Fehlender Blick für die Belange der Senioren?

Nach der Neuausrichtung der Ausschussarbeit der Gemeindevertreter wurden Fragen laut, warum kein eigener Ausschuss für die Interessen der Senioren gebildet wurde? Wen soll die wachsende Zahl älterer Bürger ansprechen, wenn es um ihre Probleme und Bedürfnisse im Alltag geht?

Klar festzustellen ist, die Altersgruppe der Senioren stellt nicht nur den zahlenmäßig stärksten Teil unserer Einwohner, sie ist auch die mit den höchsten Wachstumsraten. So wird sich die Zahl der Ruheständler in den nächsten 10 Jahren nahezu verdoppeln. Ohne weiteren Zuzug in unserer Gemeinde stellt die Gruppe der über 65-Jährigen dann weit mehr als 40 Prozent der Bevölkerung in unserem Ort.

Daher ist es keine Frage, Ortspolitik kann die Belange der Senioren nicht aussparen! Dennoch kann die Antwort nicht in der isolierten Betrachtung berechtigter Interessen in einem Ausschuss liegen.

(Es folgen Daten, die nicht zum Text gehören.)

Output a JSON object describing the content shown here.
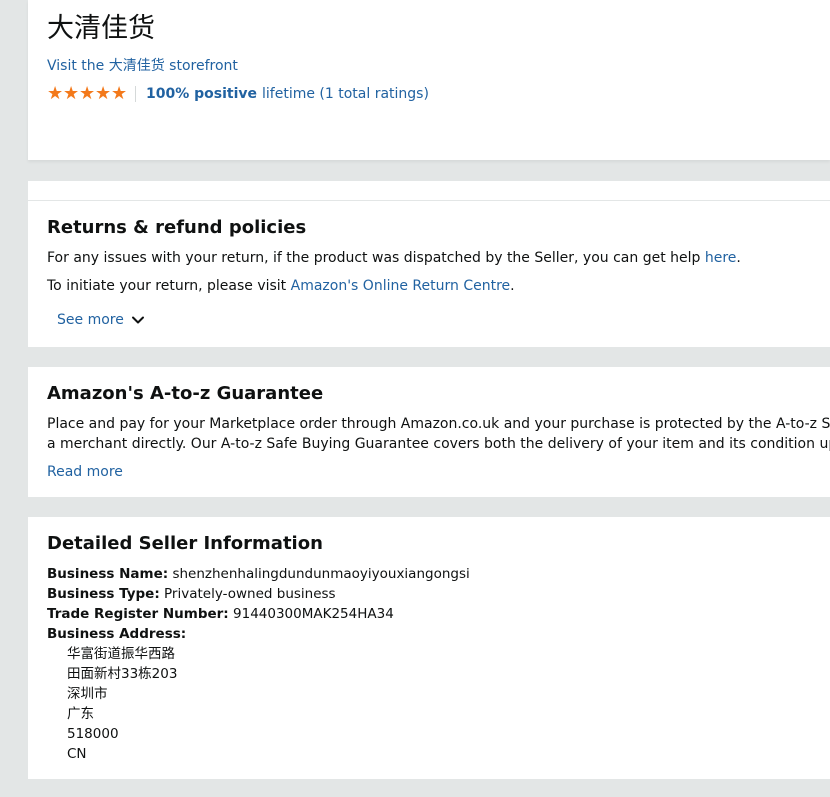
{
  "header": {
    "seller_name": "大清佳货",
    "storefront_link": "Visit the 大清佳货 storefront",
    "star_count": 5,
    "rating_positive": "100% positive",
    "rating_detail": "lifetime (1 total ratings)",
    "star_color": "#f3791b"
  },
  "returns": {
    "title": "Returns & refund policies",
    "line1_text": "For any issues with your return, if the product was dispatched by the Seller, you can get help ",
    "line1_link": "here",
    "line1_end": ".",
    "line2_text": "To initiate your return, please visit ",
    "line2_link": "Amazon's Online Return Centre",
    "line2_end": ".",
    "see_more": "See more"
  },
  "atoz": {
    "title": "Amazon's A-to-z Guarantee",
    "line1": "Place and pay for your Marketplace order through Amazon.co.uk and your purchase is protected by the A-to-z Safe Buying G",
    "line2": "a merchant directly. Our A-to-z Safe Buying Guarantee covers both the delivery of your item and its condition upon receipt.",
    "read_more": "Read more"
  },
  "detail": {
    "title": "Detailed Seller Information",
    "business_name_label": "Business Name:",
    "business_name": "shenzhenhalingdundunmaoyiyouxiangongsi",
    "business_type_label": "Business Type:",
    "business_type": "Privately-owned business",
    "trade_register_label": "Trade Register Number:",
    "trade_register": "91440300MAK254HA34",
    "address_label": "Business Address:",
    "address_lines": [
      "华富街道振华西路",
      "田面新村33栋203",
      "深圳市",
      "广东",
      "518000",
      "CN"
    ]
  },
  "colors": {
    "link": "#2162a1",
    "background": "#e3e6e6",
    "text": "#0f1111"
  }
}
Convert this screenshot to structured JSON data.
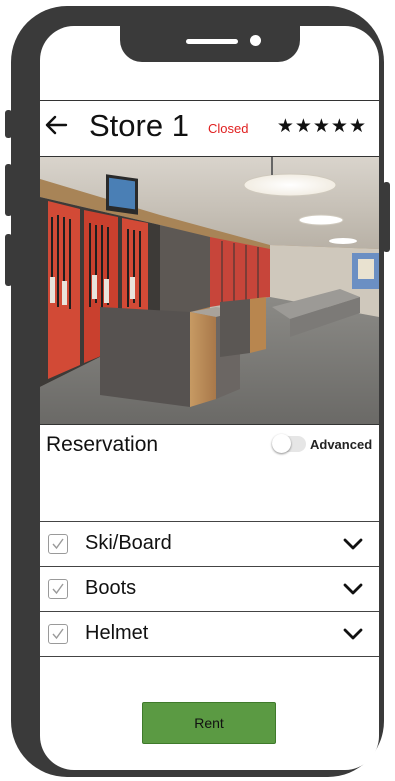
{
  "store": {
    "title": "Store 1",
    "status": "Closed",
    "rating_stars": "★★★★★",
    "rating_value": 5,
    "rating_max": 5
  },
  "reservation": {
    "label": "Reservation",
    "advanced_label": "Advanced",
    "advanced_enabled": false
  },
  "items": [
    {
      "label": "Ski/Board",
      "checked": true
    },
    {
      "label": "Boots",
      "checked": true
    },
    {
      "label": "Helmet",
      "checked": true
    }
  ],
  "actions": {
    "rent_label": "Rent"
  },
  "colors": {
    "device_frame": "#3a3a3a",
    "status_closed": "#e02020",
    "rent_button": "#5b9a43"
  },
  "icons": {
    "back": "arrow-left-icon",
    "expand": "chevron-down-icon",
    "check": "check-icon"
  }
}
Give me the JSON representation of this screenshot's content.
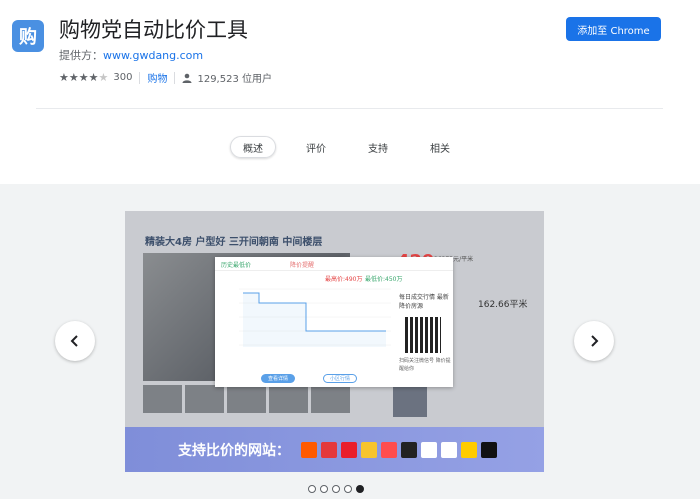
{
  "header": {
    "icon_char": "购",
    "title": "购物党自动比价工具",
    "provider_label": "提供方：",
    "provider_link": "www.gwdang.com",
    "rating": 3.5,
    "rating_count": "300",
    "category": "购物",
    "users": "129,523 位用户",
    "add_button": "添加至 Chrome"
  },
  "tabs": [
    {
      "label": "概述",
      "active": true
    },
    {
      "label": "评价",
      "active": false
    },
    {
      "label": "支持",
      "active": false
    },
    {
      "label": "相关",
      "active": false
    }
  ],
  "gallery": {
    "listing_title": "精装大4房 户型好 三开间朝南 中间楼层",
    "price": "429",
    "unit_price": "26375元/平米",
    "area": "162.66平米",
    "popup": {
      "tab_history": "历史最低价",
      "tab_alert": "降价提醒",
      "highest": "最高价:490万",
      "lowest": "最低价:450万",
      "qr_text": "每日成交行情 最新降价房源",
      "qr_caption": "扫码关注微信号 降价提醒给你",
      "btn_a": "查看详情",
      "btn_b": "小区行情"
    },
    "banner_text": "支持比价的网站：",
    "active_slide": 5,
    "slide_count": 5
  },
  "icons": {
    "prev": "chevron-left-icon",
    "next": "chevron-right-icon",
    "user": "user-icon",
    "star": "star-icon"
  },
  "colors": {
    "accent": "#1a73e8",
    "banner": "#8d99e0",
    "price": "#e54646"
  }
}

Seniorenpolitik ist eine Querschnittsaufgabe, der wir mit der gewählten Arbeitsteilung mehr und besser als zuvor gerecht werden. Geht es beispielsweise um bessere und zeitgemäße Formen der Mobilität oder Verbesserung von Geh- und Radwegen, dann ist dies ein Schwerpunkt für den Ausschuss für Umwelt, Verkehr und Klimaschutz. Geht es darum, Begegnungsstätten zu schaffen oder um die Anforderungen an altersgerechtes Wohnen im Ort, dann fällt dies in den Aufgabenbereich des Ausschusses für Bildung und soziale Infrastruktur. Oft vorgetragenes Problem ist der wachsende Bedarf an Medizinern und gesundheitsnahen Dienstleistungen. Im Kern ist die Ansiedlung derartiger Angebote eine Frage der Wirtschaftspolitik, denn ohne ein Konzept für Gewerbeflächen und -räume fehlen uns derzeit schlicht die notwendigen Voraussetzungen dafür. Für den neuen Ausschuss für Wirtschaft, Tourismus, Kultur und Sport keine leichte Aufgabe, da die Gewerbeentwicklung rückblickend kaum eine Rolle spielte und der Handlungsbedarf entsprechend groß ist. Nicht nur nebenbei muss sich dieser Ausschuss auch noch mit viel Kreativität um kulturelle Höhepunkte kümmern. Wie kleine und bezahlbare Mietwohnungen oder ein neues Seniorenheim ins Ortsbild passen, damit darf sich zeitgleich der Ausschuss für Bauen und Bauleitplanung auseinandersetzen. Und da all dies auch irgendwie bezahlt werden muss, kommt auch dem Finanzausschuss eine nicht zu unterschätzende Rolle zu.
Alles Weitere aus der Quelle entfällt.